I didn’t have a whole lot to add so my attention oscillated between soccer highlights that were playing on one of the flat screen televisions and reminiscing about college. Back when I went to the University of Pittsburgh, my friends and I would habitually go to the Primanti’s in Oakland after trying, and usually failing, to grind on some babes at The Attic. I always got the Ragin’ Cajun Chicken Breast with Cheese sandwich, which tasted…well…I actually can’t remember how the sandwich tasted since I was way too crunked on quarter drafts whenever I ate them. I then realized that regardless of how this current meal would turn out, I was already thrilled that my current clambake was like a dream come true when compared to those past Primanti’s sausage fests. Keeping in the spirit of change, I decided on eschewing the Ragin’ Cajun and ordered the acclaimed Pitts-Burgher cheesesteak.

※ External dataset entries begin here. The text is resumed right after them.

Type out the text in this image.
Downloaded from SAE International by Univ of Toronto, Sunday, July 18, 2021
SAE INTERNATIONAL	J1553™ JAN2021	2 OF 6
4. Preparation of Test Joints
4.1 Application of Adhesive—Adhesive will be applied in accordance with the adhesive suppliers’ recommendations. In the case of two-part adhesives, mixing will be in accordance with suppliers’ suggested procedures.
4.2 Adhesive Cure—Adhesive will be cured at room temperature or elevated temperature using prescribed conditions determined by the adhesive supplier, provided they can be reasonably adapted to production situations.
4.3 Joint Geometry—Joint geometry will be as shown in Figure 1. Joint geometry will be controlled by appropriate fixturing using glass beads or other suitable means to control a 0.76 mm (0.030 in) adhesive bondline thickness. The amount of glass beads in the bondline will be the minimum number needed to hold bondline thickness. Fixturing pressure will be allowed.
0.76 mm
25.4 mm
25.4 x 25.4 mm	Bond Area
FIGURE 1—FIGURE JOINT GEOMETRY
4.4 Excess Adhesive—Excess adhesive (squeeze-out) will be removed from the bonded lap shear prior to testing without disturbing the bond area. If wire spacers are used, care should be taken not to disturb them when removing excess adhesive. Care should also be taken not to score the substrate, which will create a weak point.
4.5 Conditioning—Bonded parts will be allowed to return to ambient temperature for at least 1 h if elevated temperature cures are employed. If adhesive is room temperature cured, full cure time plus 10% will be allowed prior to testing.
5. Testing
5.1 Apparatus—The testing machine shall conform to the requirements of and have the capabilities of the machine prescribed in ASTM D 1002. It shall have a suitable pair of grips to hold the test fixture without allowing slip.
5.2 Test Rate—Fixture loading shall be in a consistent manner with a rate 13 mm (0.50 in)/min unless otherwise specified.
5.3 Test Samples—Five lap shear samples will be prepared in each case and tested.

The sandwich was delivered shortly on a wax paper plate in a basket. The cheesesteak was covered in the infamous fries and coleslaw and slapped between two thick slices of fresh Italian bread. I rolled up my sleeves and grabbed a hold of the intimidating stack of unhealthy goodness. I immediately noticed that the advertised cheese and steak were both rendered superfluous by the whopping toppings. The overwhelming profile my taste buds registered was one of mushy, vinegary saltiness. I picked out a piece of meat to try on its own and found it to be extremely nondescript. The meat tasted much more like a diner hamburger patty than actual steak. Individually, the fries and coleslaw didn’t quite impress me either. The homemade fries were too limp and potatoey, and the coleslaw had a cider tang that was a little off-putting. Despite these complaints, the sandwich as a whole had a certain je nais se quoi that made it decidedly better than the sum of its parts. My theory is that it’s because of the wonderful bread, which is as white, thick and delightful as Adele.
Final Call: Deciding to dine at Primanti’s is like when you’re picking teams for a basketball game, and you’re faced with choosing someone who can really play, or your brother-in-law who isn’t very good but is 6’8”. Primanti’s is a Pittsburgh institution, and as such deserves a visit every once in a while solely out of respect for the Steel City’s blue-collar roots. The sandwiches aren’t culinary marvels, but they are big, relatively inexpensive and will soak up a massive amount of alcohol. The new Mount Lebanon location is festooned with flat screens in typical sports bar fashion, but the wood-laden interior has a comforting, lodge-like feel to it that separates it from the pack. I highly recommend it for your next happy hour clambake.
* This is probably not verbatim but it’s definitely close.
** Bimbo has always been my most beloved Kennywood character, even more so than the eponymous kangaroo himself. I’m not sure if he’s an alien or an albino, but I love him no matter what.